Press Releases

McHenry, Wagner Urge PCAOB to Reconsider Proposed Changes to Company Noncompliance with Laws and Regulations Standards

Washington, August 24, 2023 -

The Chairman of the House Financial Services Committee, Patrick McHenry (NC-10), and Chairman of the Capital Markets Subcommittee, Ann Wagner (MO-02), sent a letter to the Public Company Accounting Oversight Board (PCAOB) urging the Board to reevaluate the proposed changes in its Exposure Draft regarding Company Noncompliance with Laws and Regulations (NOCLAR) standards. The proposed changes are in direct conflict with existing rules and risk undermining audit quality, auditor independence, and the materiality standard.


Read the full letter here or below:


“We write to you with serious concern regarding the recent Exposure Draft from the Public Company Accounting Oversight Board (‘PCAOB’ or ‘Board’) on Company Noncompliance with Laws and Regulations (‘NOCLAR’).


“Preventing fraud and maintaining financial reporting integrity are paramount to the effective functioning of U.S. capital markets. However, the proposed changes to NOCLAR standards risk undermining audit quality. The revisions to NOCLAR standards are likely to divert auditors’ attention, dedication, and resources away from their principal responsibility of rigorously evaluating financial statements. This concern comes at a critical time, as the PCAOB is emphasizing the need to enhance audit standards, as underscored by Chair Erica Williams’ recent Op-Ed. The proposed realignment will likely have the opposite effect resulting in a weakening of audit quality and increasing the risk of investor harm.


“Auditors are not legal professionals and should not be expected to function as law enforcement agents. Notably, the Securities and Exchange Commission (‘SEC’) has long-established rules for auditor independence. These rules prohibit auditors in the U.S. from offering services to audit clients that fall under the purview of legal experts. 
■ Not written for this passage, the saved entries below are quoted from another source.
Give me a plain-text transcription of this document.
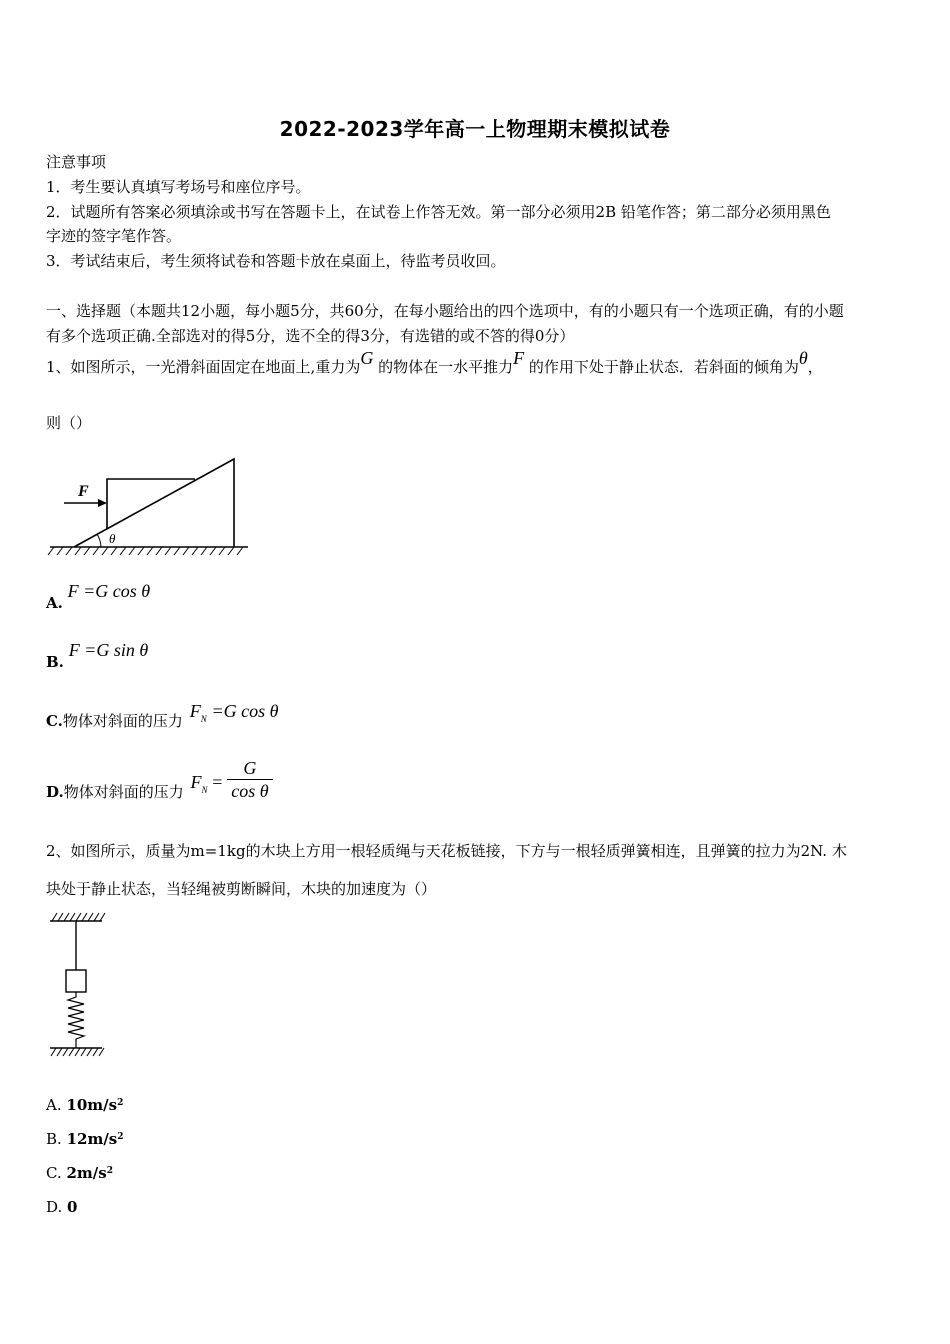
2022-2023学年高一上物理期末模拟试卷
注意事项
1．考生要认真填写考场号和座位序号。
2．试题所有答案必须填涂或书写在答题卡上，在试卷上作答无效。第一部分必须用2B 铅笔作答；第二部分必须用黑色
字迹的签字笔作答。
3．考试结束后，考生须将试卷和答题卡放在桌面上，待监考员收回。
一、选择题（本题共12小题，每小题5分，共60分，在每小题给出的四个选项中，有的小题只有一个选项正确，有的小题
有多个选项正确.全部选对的得5分，选不全的得3分，有选错的或不答的得0分）
1、如图所示，一光滑斜面固定在地面上,重力为G 的物体在一水平推力F 的作用下处于静止状态．若斜面的倾角为θ，
则（）
F
θ
A. F =G cos θ
B. F =G sin θ
C.物体对斜面的压力 $F_N =G$ cos θ
D.物体对斜面的压力 $F_N = \frac{G}{\text{cos θ}}$
2、如图所示，质量为m=1kg的木块上方用一根轻质绳与天花板链接，下方与一根轻质弹簧相连，且弹簧的拉力为2N. 木
块处于静止状态，当轻绳被剪断瞬间，木块的加速度为（）
A. $10m/s^2$
B. $12m/s^2$
C. $2m/s^2$
D. 0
“The proposed NOCLAR requirements appear to be in direct conflict with these existing rules. They would compel public accounting firms to establish specialized teams responsible for identifying laws and regulations imposing additional scrutiny for noncompliance. Further, the PCAOB’s proposal may entangle auditors in legal and managerial decisions beyond their scope, potentially impinging on their ability to accurately assess financial statement information.


“Additionally, the proposal risks undermining the materiality standard that is the foundation of U.S. capital markets, and to which the PCAOB must adhere. The vague and complex language in the Proposal, such as ‘could reasonably’ and ‘may have occurred,’ introduce uncertainty regarding the PCAOB’s future adherence to the materiality standard as established in TSC v. Northway. Use of such terms creates considerable ambiguity in determining the relevant laws and regulations that necessitate evaluation. This ambiguity, combined with the renewed emphasis on noncompliance, could lead to adverse outcomes for U.S companies, including increased legal and compliance costs. It may also divert the attention of management, employees, and audit committees from financial reporting. Safeguarding investors requires the PCAOB to meticulously assess the repercussions and ramifications of this proposal for the public company model and, by extension, the attractiveness of U.S. capital markets.


“U.S. companies are already burdened with substantial compliance obligations and are overseen by federal and state authorities. The existing oversight and enforcement frameworks competently address instances of noncompliance. While auditors have traditionally been responsible for detecting illicit activities as part of financial audits, broadening their purview to encompass noncompliance with all laws and regulations could blur the lines between legal, managerial, and audit functions. Put succinctly, the responsibilities of auditors must not be confused for the role of law enforcement, and the PCAOB must refrain from conflating its role as the “auditor of the auditors” with the mission of other prudential regulators.


“The PCAOB should reevaluate the suitability of its proposed NOCLAR standards and revise any final standards to more effectively align with the PCAOB’s mission. Striking a delicate equilibrium between fraud prevention, audit quality, and preserving essential financial reporting duties is imperative. We greatly appreciate your attention to these concerns and anticipate a productive dialogue on this critical matter.”